Tuesday 8 May 2007

Crawled properties for HTML documents

We are currently running an intresting project including the index engine in cooperation with Tamino XML server. One action in the project is to index HTML documents from the Tamino XML server and use the MOSS Query Web Service to present search results.

The HTML contains the classic meta tag ">meta name="Keywords" content=""<" which still provides information to some crawlers. Here we encounter a problem. After the content source had been setup and the HTML documents had been crawled the "Keywords" properties didn´t show up in the crawled properties view, but other "meta" tags was, i.e ">meta name="Region" content="Sweden"<". For some reason the "Keywords" meta tag is skipped.

The solution to this case was to add another meta tag, "KeywordsCust" and add the same information as in "Keywords" from the source. After a full crawl the meta tag apperad in crawled properties, then just map it to "Keywords" in managed properties and you are ready to go.

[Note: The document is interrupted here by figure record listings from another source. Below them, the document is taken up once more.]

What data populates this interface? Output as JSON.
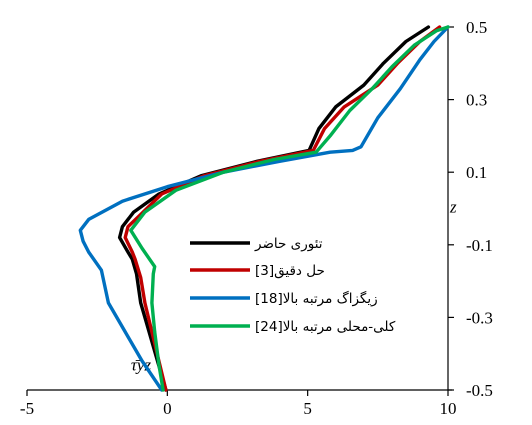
{
  "chart_data": {
    "type": "line",
    "title": "",
    "xlabel": "τ̄yz",
    "ylabel": "z",
    "xlim": [
      -5,
      10
    ],
    "ylim": [
      -0.5,
      0.5
    ],
    "x_ticks": [
      "-5",
      "0",
      "5",
      "10"
    ],
    "y_ticks": [
      "-0.5",
      "-0.3",
      "-0.1",
      "0.1",
      "0.3",
      "0.5"
    ],
    "grid": false,
    "legend_position": "center-right",
    "series": [
      {
        "name": "تئوری حاضر",
        "color": "#000000",
        "points": [
          [
            -0.05,
            -0.5
          ],
          [
            -0.35,
            -0.42
          ],
          [
            -0.65,
            -0.34
          ],
          [
            -0.95,
            -0.26
          ],
          [
            -1.1,
            -0.18
          ],
          [
            -1.25,
            -0.14
          ],
          [
            -1.4,
            -0.12
          ],
          [
            -1.7,
            -0.08
          ],
          [
            -1.6,
            -0.05
          ],
          [
            -1.2,
            -0.01
          ],
          [
            -0.3,
            0.04
          ],
          [
            1.2,
            0.09
          ],
          [
            3.2,
            0.13
          ],
          [
            5.05,
            0.16
          ],
          [
            5.4,
            0.22
          ],
          [
            6.0,
            0.28
          ],
          [
            7.0,
            0.34
          ],
          [
            7.7,
            0.4
          ],
          [
            8.5,
            0.46
          ],
          [
            9.3,
            0.5
          ]
        ]
      },
      {
        "name": "حل دقیق[3]",
        "color": "#c00000",
        "points": [
          [
            -0.05,
            -0.5
          ],
          [
            -0.3,
            -0.42
          ],
          [
            -0.55,
            -0.34
          ],
          [
            -0.8,
            -0.26
          ],
          [
            -0.95,
            -0.19
          ],
          [
            -1.15,
            -0.14
          ],
          [
            -1.25,
            -0.12
          ],
          [
            -1.5,
            -0.08
          ],
          [
            -1.4,
            -0.05
          ],
          [
            -1.0,
            -0.02
          ],
          [
            -0.2,
            0.04
          ],
          [
            1.3,
            0.09
          ],
          [
            3.3,
            0.13
          ],
          [
            5.2,
            0.16
          ],
          [
            5.6,
            0.22
          ],
          [
            6.3,
            0.28
          ],
          [
            7.5,
            0.34
          ],
          [
            8.2,
            0.4
          ],
          [
            9.0,
            0.46
          ],
          [
            9.7,
            0.5
          ]
        ]
      },
      {
        "name": "زیگزاگ مرتبه بالا[18]",
        "color": "#0070c0",
        "points": [
          [
            -0.2,
            -0.5
          ],
          [
            -0.9,
            -0.42
          ],
          [
            -1.5,
            -0.34
          ],
          [
            -2.1,
            -0.26
          ],
          [
            -2.35,
            -0.17
          ],
          [
            -2.8,
            -0.12
          ],
          [
            -3.0,
            -0.09
          ],
          [
            -3.1,
            -0.06
          ],
          [
            -2.8,
            -0.03
          ],
          [
            -1.6,
            0.02
          ],
          [
            0.0,
            0.06
          ],
          [
            2.0,
            0.1
          ],
          [
            4.0,
            0.13
          ],
          [
            5.8,
            0.155
          ],
          [
            6.6,
            0.16
          ],
          [
            6.9,
            0.17
          ],
          [
            7.5,
            0.25
          ],
          [
            8.3,
            0.33
          ],
          [
            9.0,
            0.41
          ],
          [
            9.5,
            0.46
          ],
          [
            10.0,
            0.5
          ]
        ]
      },
      {
        "name": "کلی-محلی مرتبه بالا[24]",
        "color": "#00b050",
        "points": [
          [
            -0.15,
            -0.5
          ],
          [
            -0.3,
            -0.43
          ],
          [
            -0.45,
            -0.34
          ],
          [
            -0.55,
            -0.26
          ],
          [
            -0.5,
            -0.18
          ],
          [
            -0.45,
            -0.16
          ],
          [
            -0.9,
            -0.11
          ],
          [
            -1.3,
            -0.06
          ],
          [
            -0.8,
            -0.01
          ],
          [
            0.3,
            0.05
          ],
          [
            2.0,
            0.1
          ],
          [
            3.8,
            0.135
          ],
          [
            5.3,
            0.155
          ],
          [
            5.8,
            0.2
          ],
          [
            6.5,
            0.27
          ],
          [
            7.3,
            0.33
          ],
          [
            8.0,
            0.39
          ],
          [
            8.8,
            0.45
          ],
          [
            9.6,
            0.49
          ],
          [
            10.0,
            0.5
          ]
        ]
      }
    ]
  }
}
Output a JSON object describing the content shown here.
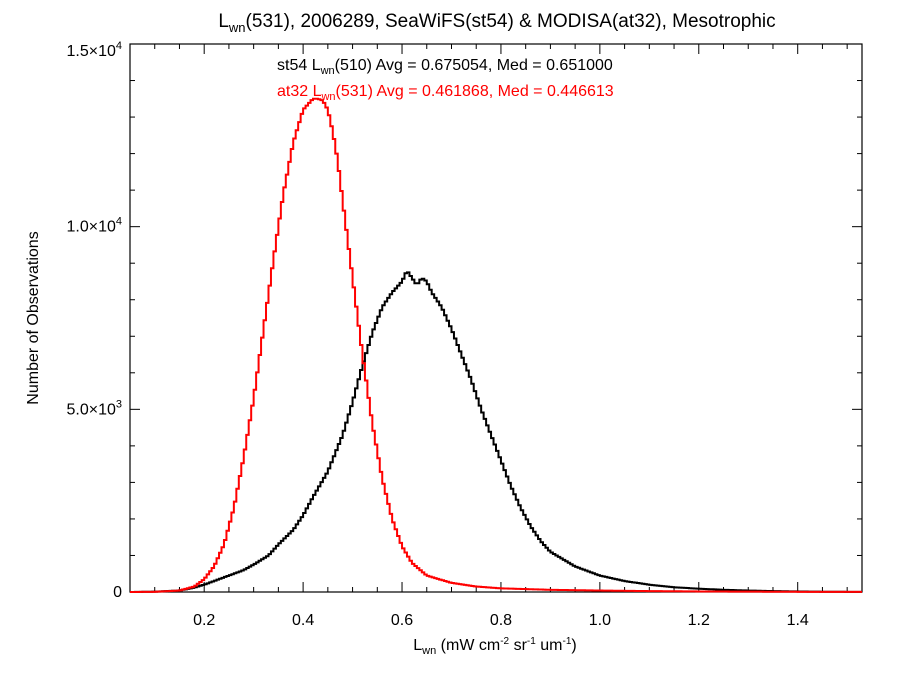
{
  "chart_data": {
    "type": "line",
    "title": {
      "pre": "L",
      "sub": "wn",
      "post": "(531), 2006289, SeaWiFS(st54) & MODISA(at32), Mesotrophic"
    },
    "xlabel": {
      "pre": "L",
      "sub": "wn",
      "post": " (mW cm",
      "sup1": "-2",
      "mid": " sr",
      "sup2": "-1",
      "mid2": " um",
      "sup3": "-1",
      "end": ")"
    },
    "ylabel": "Number of Observations",
    "xlim": [
      0.05,
      1.53
    ],
    "ylim": [
      0,
      15000
    ],
    "x_ticks": [
      0.2,
      0.4,
      0.6,
      0.8,
      1.0,
      1.2,
      1.4
    ],
    "x_tick_labels": [
      "0.2",
      "0.4",
      "0.6",
      "0.8",
      "1.0",
      "1.2",
      "1.4"
    ],
    "y_ticks": [
      0,
      5000,
      10000,
      15000
    ],
    "y_tick_labels": [
      {
        "base": "0",
        "exp": ""
      },
      {
        "base": "5.0×10",
        "exp": "3"
      },
      {
        "base": "1.0×10",
        "exp": "4"
      },
      {
        "base": "1.5×10",
        "exp": "4"
      }
    ],
    "annotations": [
      {
        "pre": "st54 L",
        "sub": "wn",
        "post": "(510) Avg = 0.675054, Med = 0.651000",
        "color": "#000000"
      },
      {
        "pre": "at32 L",
        "sub": "wn",
        "post": "(531) Avg = 0.461868, Med = 0.446613",
        "color": "#ff0000"
      }
    ],
    "series": [
      {
        "color": "#000000",
        "x": [
          0.05,
          0.1,
          0.15,
          0.18,
          0.2,
          0.22,
          0.25,
          0.28,
          0.3,
          0.33,
          0.35,
          0.38,
          0.4,
          0.42,
          0.45,
          0.48,
          0.5,
          0.52,
          0.54,
          0.56,
          0.58,
          0.6,
          0.61,
          0.62,
          0.63,
          0.64,
          0.65,
          0.66,
          0.68,
          0.7,
          0.72,
          0.74,
          0.76,
          0.78,
          0.8,
          0.82,
          0.84,
          0.86,
          0.88,
          0.9,
          0.95,
          1.0,
          1.05,
          1.1,
          1.15,
          1.2,
          1.25,
          1.3,
          1.35,
          1.4,
          1.45,
          1.53
        ],
        "y": [
          0,
          10,
          40,
          120,
          200,
          300,
          450,
          600,
          750,
          1000,
          1300,
          1700,
          2100,
          2600,
          3300,
          4300,
          5200,
          6200,
          7100,
          7800,
          8200,
          8500,
          8800,
          8600,
          8400,
          8600,
          8500,
          8200,
          7800,
          7200,
          6500,
          5800,
          5000,
          4300,
          3600,
          2900,
          2300,
          1800,
          1400,
          1100,
          700,
          450,
          300,
          200,
          130,
          90,
          60,
          40,
          25,
          15,
          8,
          3
        ]
      },
      {
        "color": "#ff0000",
        "x": [
          0.05,
          0.1,
          0.15,
          0.18,
          0.2,
          0.22,
          0.24,
          0.26,
          0.28,
          0.3,
          0.32,
          0.34,
          0.36,
          0.38,
          0.4,
          0.42,
          0.43,
          0.44,
          0.45,
          0.46,
          0.47,
          0.48,
          0.5,
          0.52,
          0.54,
          0.56,
          0.58,
          0.6,
          0.62,
          0.65,
          0.7,
          0.75,
          0.8,
          0.9,
          1.0,
          1.1,
          1.2,
          1.3,
          1.4,
          1.53
        ],
        "y": [
          0,
          5,
          40,
          150,
          350,
          700,
          1300,
          2300,
          3700,
          5300,
          7200,
          9100,
          10900,
          12300,
          13200,
          13500,
          13500,
          13450,
          13200,
          12600,
          11800,
          10700,
          8600,
          6500,
          4600,
          3100,
          2000,
          1250,
          800,
          450,
          250,
          150,
          100,
          60,
          40,
          25,
          15,
          10,
          5,
          2
        ]
      }
    ]
  }
}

Two test tools for the Query Web Service in MOSS / SPPS
http://www.gotdotnet.com/Community/UserSamples/Details.aspx?SampleGuid=89b3cda7-aad9-4919-8faf-34ef9b28c57b
http://www.mosssearch.com/searchwebservice.html

1 comment:

Anonymous said...

thanks for the post. I referenced you at http://forums.technet.microsoft.com/en-US/sharepointsearch/thread/ea8c9ee1-85b9-4f92-b382-76818138800e/